The story pauses next in 1984, the Men's National Finals. A skier loses his bid for the Olympics and nearly his life in a horrific crash on the slopes. You are right there with him every millisecond from promising start to terrifying finish.

Flash to present day New Mexico and we find Shawn Rainey, that washed-up Olympic hopeful, now with a bad knee, writing copy for a small-town paper and trying to hold together what remains of his life since that day on the slopes. Enter Terry Dahl, Shawn's former business partner who took up with Shawn's wife and replaced Shawn as the father figure in his kids' lives. In a moment of weak judgement Shawn allowed himself to be provoked into assaulting Terry in the presence of his ex-wife and the children. Now the kids live in San Francisco and Shawn is barely allowed to speak to them on the phone.

Terry arrives with an ultimatum Shawn can't refuse. He must return home to Tahoe and lend his name and local celebrity to a project that intends to raise the Constance from the bottom of the lake and turn her into the latest casino/resort attraction. Terry stands to earn a large sum of money from this venture, as do several others involved. Shawn's stake: a modest cut of the profits, but more important, he won't lose his kids. If he fails to get the project off the ground, Terry intends to leave the country and Shawn will never see his children again.

Shawn's return to Tahoe forces him to face a past that he has never really reconciled, while the Constance project puts him at odds with Catherine Mulvhill, the eighty-three-year-old daughter of the shipbuilder responsible for creating and then destroying Constance.

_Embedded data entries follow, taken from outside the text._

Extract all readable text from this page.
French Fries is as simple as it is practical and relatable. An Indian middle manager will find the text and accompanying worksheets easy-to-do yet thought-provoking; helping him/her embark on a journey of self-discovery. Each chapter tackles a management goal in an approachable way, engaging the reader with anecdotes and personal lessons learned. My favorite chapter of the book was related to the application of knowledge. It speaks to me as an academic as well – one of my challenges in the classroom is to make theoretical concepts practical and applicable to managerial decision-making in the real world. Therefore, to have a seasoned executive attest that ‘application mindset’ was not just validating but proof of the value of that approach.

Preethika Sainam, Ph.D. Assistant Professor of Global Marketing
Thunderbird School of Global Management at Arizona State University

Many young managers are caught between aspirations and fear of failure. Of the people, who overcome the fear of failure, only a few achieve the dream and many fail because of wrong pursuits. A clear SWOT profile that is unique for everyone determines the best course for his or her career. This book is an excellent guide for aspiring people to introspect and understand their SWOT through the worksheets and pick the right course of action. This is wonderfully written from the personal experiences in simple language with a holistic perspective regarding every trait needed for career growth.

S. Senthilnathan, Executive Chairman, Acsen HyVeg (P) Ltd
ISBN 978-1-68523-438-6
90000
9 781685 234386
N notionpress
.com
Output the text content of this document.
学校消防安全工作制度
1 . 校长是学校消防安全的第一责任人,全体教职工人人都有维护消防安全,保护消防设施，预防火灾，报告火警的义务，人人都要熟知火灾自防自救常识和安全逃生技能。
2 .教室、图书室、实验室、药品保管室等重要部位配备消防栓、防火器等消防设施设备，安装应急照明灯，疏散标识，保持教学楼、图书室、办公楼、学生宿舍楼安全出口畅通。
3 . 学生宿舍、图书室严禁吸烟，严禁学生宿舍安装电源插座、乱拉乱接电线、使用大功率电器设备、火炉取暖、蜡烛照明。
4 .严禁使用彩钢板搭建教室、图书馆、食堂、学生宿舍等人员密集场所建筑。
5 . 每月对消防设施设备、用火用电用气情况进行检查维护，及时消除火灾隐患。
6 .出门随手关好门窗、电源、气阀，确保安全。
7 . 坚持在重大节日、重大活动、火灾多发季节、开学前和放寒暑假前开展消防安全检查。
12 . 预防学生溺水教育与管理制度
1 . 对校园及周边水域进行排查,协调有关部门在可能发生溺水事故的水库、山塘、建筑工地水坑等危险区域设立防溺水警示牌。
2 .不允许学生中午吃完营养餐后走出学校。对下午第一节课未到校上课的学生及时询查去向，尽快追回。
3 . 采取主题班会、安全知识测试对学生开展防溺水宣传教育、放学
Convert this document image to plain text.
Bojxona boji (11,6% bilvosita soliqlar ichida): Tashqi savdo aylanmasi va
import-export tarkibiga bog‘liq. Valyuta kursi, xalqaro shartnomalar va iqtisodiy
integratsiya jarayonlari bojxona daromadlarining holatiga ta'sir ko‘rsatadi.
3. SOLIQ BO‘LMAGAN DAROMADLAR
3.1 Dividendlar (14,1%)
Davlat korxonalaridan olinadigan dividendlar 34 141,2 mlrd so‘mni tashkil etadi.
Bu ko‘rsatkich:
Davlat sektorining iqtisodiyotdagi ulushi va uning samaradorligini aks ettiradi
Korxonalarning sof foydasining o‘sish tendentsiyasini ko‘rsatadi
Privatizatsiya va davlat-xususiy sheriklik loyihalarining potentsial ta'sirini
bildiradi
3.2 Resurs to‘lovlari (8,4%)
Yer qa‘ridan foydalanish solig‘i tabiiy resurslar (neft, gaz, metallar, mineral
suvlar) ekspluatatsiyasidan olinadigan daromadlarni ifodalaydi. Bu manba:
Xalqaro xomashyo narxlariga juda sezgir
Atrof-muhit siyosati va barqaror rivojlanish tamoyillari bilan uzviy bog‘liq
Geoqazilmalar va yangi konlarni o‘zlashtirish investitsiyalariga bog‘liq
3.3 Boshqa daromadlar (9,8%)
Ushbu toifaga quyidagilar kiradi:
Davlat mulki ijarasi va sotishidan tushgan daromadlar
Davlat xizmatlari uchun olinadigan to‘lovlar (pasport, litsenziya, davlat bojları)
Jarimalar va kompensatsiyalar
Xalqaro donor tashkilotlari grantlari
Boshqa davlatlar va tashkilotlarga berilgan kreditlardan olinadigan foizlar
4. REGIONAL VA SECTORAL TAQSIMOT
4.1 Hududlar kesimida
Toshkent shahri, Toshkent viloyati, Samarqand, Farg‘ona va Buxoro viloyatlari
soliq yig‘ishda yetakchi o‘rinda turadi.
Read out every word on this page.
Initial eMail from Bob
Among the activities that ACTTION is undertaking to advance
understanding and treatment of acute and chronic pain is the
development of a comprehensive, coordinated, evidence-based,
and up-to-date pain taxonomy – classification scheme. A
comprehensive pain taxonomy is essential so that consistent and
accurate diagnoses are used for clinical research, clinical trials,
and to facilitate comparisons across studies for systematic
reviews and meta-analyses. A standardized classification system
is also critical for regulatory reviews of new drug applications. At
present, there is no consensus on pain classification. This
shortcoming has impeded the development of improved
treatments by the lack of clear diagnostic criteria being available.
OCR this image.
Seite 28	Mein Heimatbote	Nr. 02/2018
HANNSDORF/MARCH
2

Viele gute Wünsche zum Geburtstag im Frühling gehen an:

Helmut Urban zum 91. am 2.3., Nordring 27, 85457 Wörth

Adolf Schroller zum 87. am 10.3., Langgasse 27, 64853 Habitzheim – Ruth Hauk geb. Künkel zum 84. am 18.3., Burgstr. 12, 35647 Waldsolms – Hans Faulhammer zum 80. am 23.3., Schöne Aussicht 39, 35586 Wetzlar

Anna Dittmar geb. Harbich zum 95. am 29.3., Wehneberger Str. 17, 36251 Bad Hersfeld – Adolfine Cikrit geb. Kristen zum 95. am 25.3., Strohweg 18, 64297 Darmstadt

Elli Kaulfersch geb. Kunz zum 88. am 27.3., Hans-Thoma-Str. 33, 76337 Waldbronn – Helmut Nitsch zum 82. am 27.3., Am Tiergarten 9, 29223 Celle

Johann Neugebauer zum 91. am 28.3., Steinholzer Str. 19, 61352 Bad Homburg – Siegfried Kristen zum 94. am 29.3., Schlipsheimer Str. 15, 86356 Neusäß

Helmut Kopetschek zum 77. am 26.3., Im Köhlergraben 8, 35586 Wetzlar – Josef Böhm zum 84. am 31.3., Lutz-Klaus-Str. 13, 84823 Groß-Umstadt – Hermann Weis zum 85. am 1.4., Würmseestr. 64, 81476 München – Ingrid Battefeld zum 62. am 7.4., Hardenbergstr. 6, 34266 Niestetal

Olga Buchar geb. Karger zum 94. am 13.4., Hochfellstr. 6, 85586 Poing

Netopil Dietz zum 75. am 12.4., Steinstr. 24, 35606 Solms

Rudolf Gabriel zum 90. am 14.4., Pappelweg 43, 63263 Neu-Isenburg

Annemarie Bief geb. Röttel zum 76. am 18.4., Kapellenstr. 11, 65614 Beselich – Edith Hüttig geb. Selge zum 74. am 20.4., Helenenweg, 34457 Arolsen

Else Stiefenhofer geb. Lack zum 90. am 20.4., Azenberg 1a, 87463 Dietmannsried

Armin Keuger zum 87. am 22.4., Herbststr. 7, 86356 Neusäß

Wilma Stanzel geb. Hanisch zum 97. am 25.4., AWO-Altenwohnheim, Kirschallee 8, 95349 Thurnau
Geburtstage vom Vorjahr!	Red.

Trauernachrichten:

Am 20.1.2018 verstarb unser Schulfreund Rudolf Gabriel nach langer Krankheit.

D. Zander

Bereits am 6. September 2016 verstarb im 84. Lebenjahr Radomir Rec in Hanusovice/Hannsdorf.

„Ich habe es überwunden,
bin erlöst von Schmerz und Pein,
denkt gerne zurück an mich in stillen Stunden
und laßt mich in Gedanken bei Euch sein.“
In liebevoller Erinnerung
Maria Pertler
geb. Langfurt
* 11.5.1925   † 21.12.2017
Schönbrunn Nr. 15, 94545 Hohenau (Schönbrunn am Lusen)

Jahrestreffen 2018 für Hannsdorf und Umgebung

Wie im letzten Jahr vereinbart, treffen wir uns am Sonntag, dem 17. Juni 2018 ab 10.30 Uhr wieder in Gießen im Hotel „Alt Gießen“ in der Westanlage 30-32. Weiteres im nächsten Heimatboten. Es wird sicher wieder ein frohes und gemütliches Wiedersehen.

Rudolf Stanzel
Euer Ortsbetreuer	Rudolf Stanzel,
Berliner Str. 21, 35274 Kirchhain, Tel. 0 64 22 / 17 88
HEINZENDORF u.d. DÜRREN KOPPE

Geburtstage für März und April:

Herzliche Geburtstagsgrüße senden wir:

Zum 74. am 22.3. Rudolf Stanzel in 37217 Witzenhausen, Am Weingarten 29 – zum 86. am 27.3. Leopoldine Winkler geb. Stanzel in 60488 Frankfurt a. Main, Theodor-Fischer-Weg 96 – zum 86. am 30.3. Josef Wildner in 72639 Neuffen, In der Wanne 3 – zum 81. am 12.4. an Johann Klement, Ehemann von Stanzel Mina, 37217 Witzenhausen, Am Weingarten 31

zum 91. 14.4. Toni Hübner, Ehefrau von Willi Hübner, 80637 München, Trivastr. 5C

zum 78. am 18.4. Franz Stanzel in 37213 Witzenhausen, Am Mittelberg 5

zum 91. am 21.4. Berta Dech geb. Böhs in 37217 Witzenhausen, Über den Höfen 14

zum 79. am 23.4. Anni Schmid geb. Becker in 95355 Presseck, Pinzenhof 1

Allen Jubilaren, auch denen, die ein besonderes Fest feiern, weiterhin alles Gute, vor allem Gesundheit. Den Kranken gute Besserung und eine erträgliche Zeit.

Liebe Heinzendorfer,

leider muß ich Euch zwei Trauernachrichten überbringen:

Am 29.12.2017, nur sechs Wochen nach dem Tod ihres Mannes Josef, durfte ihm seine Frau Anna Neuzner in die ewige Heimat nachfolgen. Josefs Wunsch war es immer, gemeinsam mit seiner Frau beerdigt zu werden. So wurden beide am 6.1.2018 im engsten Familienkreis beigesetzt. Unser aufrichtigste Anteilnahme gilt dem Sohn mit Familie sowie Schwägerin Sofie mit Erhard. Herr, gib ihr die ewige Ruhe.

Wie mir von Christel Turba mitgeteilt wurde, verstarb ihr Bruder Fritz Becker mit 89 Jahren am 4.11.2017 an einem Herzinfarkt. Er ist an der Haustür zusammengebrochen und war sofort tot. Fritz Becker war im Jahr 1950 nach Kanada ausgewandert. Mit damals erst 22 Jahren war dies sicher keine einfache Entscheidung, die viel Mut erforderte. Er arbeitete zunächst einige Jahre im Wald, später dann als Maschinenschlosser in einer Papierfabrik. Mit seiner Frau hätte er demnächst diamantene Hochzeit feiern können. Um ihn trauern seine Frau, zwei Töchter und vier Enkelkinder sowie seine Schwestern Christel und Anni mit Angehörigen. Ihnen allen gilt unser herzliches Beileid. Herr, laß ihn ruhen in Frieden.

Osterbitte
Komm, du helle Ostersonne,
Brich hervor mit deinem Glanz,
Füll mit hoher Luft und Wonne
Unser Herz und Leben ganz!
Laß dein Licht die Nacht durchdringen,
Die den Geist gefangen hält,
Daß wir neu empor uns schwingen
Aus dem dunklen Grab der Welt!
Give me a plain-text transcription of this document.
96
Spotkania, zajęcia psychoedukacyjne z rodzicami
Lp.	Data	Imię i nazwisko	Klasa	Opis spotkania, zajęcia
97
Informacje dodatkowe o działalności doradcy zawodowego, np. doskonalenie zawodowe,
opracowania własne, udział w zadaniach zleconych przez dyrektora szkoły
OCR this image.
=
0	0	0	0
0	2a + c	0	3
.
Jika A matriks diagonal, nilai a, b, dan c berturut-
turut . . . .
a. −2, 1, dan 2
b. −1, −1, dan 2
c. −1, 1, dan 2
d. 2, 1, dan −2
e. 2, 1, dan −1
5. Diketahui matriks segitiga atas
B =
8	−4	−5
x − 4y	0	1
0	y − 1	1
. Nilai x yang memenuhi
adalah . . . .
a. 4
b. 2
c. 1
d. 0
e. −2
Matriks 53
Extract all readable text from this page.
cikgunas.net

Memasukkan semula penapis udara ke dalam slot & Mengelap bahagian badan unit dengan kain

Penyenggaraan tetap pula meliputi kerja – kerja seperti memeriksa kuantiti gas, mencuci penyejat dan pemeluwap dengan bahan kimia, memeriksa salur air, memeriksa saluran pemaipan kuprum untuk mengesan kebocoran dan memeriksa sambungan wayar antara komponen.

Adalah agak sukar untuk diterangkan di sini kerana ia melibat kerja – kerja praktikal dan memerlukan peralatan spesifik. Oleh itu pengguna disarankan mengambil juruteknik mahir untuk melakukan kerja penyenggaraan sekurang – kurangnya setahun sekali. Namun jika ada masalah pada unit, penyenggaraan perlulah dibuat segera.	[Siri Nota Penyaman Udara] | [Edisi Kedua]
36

Catherine is completely against the idea of raising that ship, and will do everything within her considerable power to prevent it. Shawn will do anything to see that the project goes forth because his kids are on the line. And here's where the fun begins.

The writing style in ECHO BAY is different from most books I've read, the language and sentence structure a little clipped. It took me a chapter or so to get used to it, but once I did, I found the unusual style gave the story a vividness and excitement you don't find in the average novel. The choppy sentences made the story feel immediate; it draws you in, places you right there with the characters.

The attention to detail in ECHO BAY is exceptional--from Tahoe scenery and weather descriptions that make you feel like you are standing on that shoreline or mountain, to the technical aspects of deep sea diving and sailing. I was held enthralled by it all.

Once Shawn starts to address his past and dig into the background of his adversary, Catherine Mulvhill, the slow unveiling of secrets grips you and keeps you glued to the pages. The author does an excellent job of revealing just enough information to gradually build the suspense, but not too much that you know all the answers before the end of the book. ECHO BAY is a book you'll have a hard time putting down.